Exceptions From Preemptive Rights Clause Samples

The "Exceptions From Preemptive Rights" clause defines specific circumstances under which existing shareholders do not have the right to purchase additional shares before they are offered to outside parties. Typically, this clause lists certain types of share issuances—such as shares issued as employee stock options, shares issued in mergers or acquisitions, or shares issued to strategic partners—that are exempt from the usual preemptive rights protections. By outlining these exceptions, the clause ensures that the company retains flexibility to issue new shares for strategic purposes without being constrained by the need to offer them first to current shareholders, thereby facilitating business growth and operational efficiency.
POPULAR SAMPLE Copied 1 times
Exceptions From Preemptive Rights. The preemptive rights of Grupo VM in Section 4.01 shall not apply to any issue by Holdco of Shares: (a) pursuant to any share split, share dividend or similar corporate action, (b) pursuant to a firm-commitment underwritten public offering of Shares for cash, with the number of Shares issued in any 12-month period pursuant to such offering not to exceed 10% of the Shares issued and outstanding immediately prior to such 12-month period, (c) in connection with the acquisition of any Person or the purchase of the assets or properties of any Person to the extent such Shares are not issued for cash consideration, (d) in connection with the bona fide sale by Holdco or any Holdco Subsidiary of all or substantially all of the equity securities of one or more Holdco Subsidiaries or (e) pursuant to an employee share plan, incentive plan, restricted share plan or other similar benefit plan, program or agreement approved by the Board of Directors.

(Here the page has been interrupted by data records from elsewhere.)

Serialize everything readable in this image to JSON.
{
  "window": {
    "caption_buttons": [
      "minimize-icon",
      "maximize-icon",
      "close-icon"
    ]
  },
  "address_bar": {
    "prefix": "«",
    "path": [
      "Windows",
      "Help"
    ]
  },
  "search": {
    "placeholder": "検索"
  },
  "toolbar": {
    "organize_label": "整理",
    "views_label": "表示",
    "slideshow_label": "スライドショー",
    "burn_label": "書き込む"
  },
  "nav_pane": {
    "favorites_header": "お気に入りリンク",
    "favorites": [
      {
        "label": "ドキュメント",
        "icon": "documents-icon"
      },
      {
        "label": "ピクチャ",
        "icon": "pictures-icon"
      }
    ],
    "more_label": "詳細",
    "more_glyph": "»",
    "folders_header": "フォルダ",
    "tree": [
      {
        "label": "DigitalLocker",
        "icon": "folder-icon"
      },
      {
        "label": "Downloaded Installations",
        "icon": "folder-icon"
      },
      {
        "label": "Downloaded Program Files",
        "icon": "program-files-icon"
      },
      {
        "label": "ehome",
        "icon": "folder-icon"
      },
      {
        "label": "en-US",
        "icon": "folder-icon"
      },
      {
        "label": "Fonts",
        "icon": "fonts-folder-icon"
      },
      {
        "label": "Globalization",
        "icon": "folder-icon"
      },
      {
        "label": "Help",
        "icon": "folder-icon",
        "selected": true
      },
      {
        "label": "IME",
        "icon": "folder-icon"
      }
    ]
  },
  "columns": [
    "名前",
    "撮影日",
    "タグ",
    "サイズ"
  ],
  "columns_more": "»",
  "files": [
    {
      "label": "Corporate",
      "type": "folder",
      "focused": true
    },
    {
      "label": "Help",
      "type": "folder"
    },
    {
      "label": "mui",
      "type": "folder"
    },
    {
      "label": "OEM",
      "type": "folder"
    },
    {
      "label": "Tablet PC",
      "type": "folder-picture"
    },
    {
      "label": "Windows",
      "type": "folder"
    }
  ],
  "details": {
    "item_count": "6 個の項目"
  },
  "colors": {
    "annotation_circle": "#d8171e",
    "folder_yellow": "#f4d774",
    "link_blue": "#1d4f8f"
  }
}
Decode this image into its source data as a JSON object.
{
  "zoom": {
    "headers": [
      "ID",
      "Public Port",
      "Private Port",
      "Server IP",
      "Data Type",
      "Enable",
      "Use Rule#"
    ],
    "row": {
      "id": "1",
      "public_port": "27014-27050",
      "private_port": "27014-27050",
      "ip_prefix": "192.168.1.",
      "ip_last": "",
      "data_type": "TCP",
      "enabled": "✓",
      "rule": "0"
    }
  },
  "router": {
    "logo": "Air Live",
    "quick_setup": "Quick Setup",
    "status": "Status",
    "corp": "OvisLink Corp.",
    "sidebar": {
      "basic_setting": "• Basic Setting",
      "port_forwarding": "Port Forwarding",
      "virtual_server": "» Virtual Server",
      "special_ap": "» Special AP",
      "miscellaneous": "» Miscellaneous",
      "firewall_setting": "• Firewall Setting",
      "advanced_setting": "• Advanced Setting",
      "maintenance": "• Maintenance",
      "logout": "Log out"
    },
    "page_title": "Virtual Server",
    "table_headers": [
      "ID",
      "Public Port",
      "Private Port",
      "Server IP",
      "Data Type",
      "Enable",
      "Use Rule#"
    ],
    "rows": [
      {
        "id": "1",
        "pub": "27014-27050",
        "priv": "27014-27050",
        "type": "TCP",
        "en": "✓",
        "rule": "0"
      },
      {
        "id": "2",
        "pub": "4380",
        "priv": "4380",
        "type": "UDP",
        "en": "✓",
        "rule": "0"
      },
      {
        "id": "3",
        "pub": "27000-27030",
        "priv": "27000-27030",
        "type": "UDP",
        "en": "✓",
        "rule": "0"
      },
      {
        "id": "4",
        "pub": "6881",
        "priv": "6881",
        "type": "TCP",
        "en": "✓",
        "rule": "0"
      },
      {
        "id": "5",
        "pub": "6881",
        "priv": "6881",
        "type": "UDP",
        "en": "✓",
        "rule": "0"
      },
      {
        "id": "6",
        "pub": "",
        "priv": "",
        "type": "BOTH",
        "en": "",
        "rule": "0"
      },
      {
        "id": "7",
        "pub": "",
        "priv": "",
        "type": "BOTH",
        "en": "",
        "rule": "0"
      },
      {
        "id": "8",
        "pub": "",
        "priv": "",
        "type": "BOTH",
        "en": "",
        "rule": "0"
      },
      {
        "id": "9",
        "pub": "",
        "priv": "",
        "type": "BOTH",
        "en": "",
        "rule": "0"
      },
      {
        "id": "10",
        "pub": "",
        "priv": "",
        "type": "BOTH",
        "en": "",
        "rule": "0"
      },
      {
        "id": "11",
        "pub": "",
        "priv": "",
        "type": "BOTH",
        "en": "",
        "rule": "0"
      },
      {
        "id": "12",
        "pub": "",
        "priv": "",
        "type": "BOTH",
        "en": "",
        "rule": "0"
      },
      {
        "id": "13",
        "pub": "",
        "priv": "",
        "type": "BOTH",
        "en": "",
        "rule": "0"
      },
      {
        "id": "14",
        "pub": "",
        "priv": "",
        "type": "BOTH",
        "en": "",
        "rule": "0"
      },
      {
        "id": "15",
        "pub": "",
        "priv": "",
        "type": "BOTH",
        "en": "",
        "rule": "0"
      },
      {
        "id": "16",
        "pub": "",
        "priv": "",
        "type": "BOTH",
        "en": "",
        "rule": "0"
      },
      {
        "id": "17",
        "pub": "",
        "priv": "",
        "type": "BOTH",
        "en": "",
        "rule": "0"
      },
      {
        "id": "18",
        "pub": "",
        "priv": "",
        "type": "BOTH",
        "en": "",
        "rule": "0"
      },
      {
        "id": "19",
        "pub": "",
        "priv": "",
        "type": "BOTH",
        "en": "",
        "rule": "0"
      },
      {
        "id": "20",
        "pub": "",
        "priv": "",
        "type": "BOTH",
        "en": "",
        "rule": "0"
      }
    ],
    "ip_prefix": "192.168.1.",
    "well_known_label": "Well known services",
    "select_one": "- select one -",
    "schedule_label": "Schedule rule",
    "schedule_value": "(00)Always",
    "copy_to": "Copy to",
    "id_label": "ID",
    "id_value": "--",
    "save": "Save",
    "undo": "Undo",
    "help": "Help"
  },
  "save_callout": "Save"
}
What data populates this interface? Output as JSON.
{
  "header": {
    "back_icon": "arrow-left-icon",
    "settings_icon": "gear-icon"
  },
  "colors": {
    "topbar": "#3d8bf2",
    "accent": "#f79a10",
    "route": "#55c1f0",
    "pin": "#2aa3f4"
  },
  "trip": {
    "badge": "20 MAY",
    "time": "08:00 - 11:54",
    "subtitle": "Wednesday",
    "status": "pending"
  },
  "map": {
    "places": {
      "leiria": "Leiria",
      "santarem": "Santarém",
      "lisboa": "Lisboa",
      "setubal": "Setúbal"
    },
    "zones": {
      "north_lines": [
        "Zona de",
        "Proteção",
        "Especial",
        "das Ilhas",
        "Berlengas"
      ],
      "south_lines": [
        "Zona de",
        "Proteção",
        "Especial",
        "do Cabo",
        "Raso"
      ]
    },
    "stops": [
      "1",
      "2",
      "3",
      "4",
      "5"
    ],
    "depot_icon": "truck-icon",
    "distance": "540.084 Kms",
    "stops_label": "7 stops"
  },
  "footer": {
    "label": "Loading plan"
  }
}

Exceptions From Preemptive Rights. Notwithstanding anything to the contrary in this Section 7, neither the Investor nor the Common Stockholders shall have any preemptive right to purchase any shares of any class of the Company's capital stock or any options or convertible securities (i) issuable upon conversion of any Preferred Shares; (ii) issuable upon conversion of convertible securities or the exercise of options if the Investor and the Common Stockholders were offered the opportunity to purchase such convertible securities or options pursuant to this Section 7 or as to which such Investor and Common Stockholder was not given Such opportunity by reason of the application of clause (iii) of this sentence; (iii) issued in any transaction with respect to which holders of sixty percent (60%) of the outstanding Shares have waived in writing their preemptive rights granted hereunder; (iv) issued to directors, officers or employees of, or consultant to, the company or any of its subsidiaries; provided, however issuances under this Section 7.2(iv) shall not exceed 350,000 shares of Common Stock (as adjusted to reflect any stock split, combination1 reclassification, or similar event); (v) issued in connection with any option, right or warrant to purchase capital stock of the Company granted on or before the date of this Agreement or (vi) issued to the public pursuant to an effective registration statement filed with the Securities and Exchange Commission under the Securities Act.